9.2 The obligations expressed in Clause 9.1 above shall not apply to any information which:
is or subsequently comes into the public domain otherwise than by breach of this Clause
is already in the possession of the Ambassador without an accompanying obligation of confidentiality
is obtained from a third party who is free to divulge the same
is independently and lawfully developed by the Ambassador or its sub-Contractor outside the scope of the Agreement.
9.3 All intellectual property rights in all works or supplies provided under this Agreement which are written or produced on a bespoke or customised basis, including, without limitation, all future such rights when the said works are created, shall be owned by Saunders 1865 and the Ambassador shall ensure that it executes all documents necessary to effect such ownership. Where the Ambassador provides existing intellectual property right protected material to Saunders 1865 under this Agreement it shall disclose to Saunders 1865 who warrants it has the right to do so and shall fully indemnify and hold Saunders 1865 harmless against all loss or liability arising from any third party intellectual property rights claims arising both from such existing material and in relation to any such bespoke work. Except as provided above both parties retain ownership of their pre-existing intellectual property rights protected material.

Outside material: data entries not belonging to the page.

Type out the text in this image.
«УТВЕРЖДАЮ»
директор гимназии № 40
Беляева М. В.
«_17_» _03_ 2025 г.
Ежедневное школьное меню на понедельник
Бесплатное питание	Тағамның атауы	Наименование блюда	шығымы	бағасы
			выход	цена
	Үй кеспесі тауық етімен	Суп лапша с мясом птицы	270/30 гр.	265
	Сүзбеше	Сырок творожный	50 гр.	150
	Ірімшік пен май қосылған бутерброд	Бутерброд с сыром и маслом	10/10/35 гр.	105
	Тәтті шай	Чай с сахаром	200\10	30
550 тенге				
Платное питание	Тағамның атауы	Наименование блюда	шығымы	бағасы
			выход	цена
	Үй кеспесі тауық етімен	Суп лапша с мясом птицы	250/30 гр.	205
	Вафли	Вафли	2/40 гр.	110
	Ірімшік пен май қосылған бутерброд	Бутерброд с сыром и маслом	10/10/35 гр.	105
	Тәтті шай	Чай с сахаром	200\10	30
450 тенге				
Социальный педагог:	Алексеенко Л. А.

9.4 On the conclusion or termination of the Agreement both parties shall cease to use all copies of confidential information obtained from the other except in so far as the law requires the information be retained in which event it shall be kept until such period is over and in any event kept strictly confidential under the provisions of this clause.
9.5 The obligations relating to confidentiality shall continue notwithstanding termination of this Agreement until such time as the information is no longer confidential in nature.
9.6 The parties agree that all information shall remain the sole and exclusive property of the disclosing party, and that no rights whatsoever are granted to either party by virtue of their disclosure or otherwise. The parties understand and agree that the information may contain trade secrets; copyrighted, trademarked, or similarly owned the licensed information; proprietary information; or other confidential information, ideas, patents, and the like.
9.7 The terms of your membership of the Program shall be kept confidential between the parties.
10. Jurisdiction & Severability
10.1 If any provision of these terms is held invalid, illegal or unenforceable for any reason by any Court of competent jurisdiction, such provision shall be severed and the remainder of the provisions of these terms shall continue in full force and effect as if the terms had been executed with the illegal or unenforceable provision eliminated.
10.2 The parties irrevocably submit to the exclusive jurisdiction of English Courts for the determination of any dispute.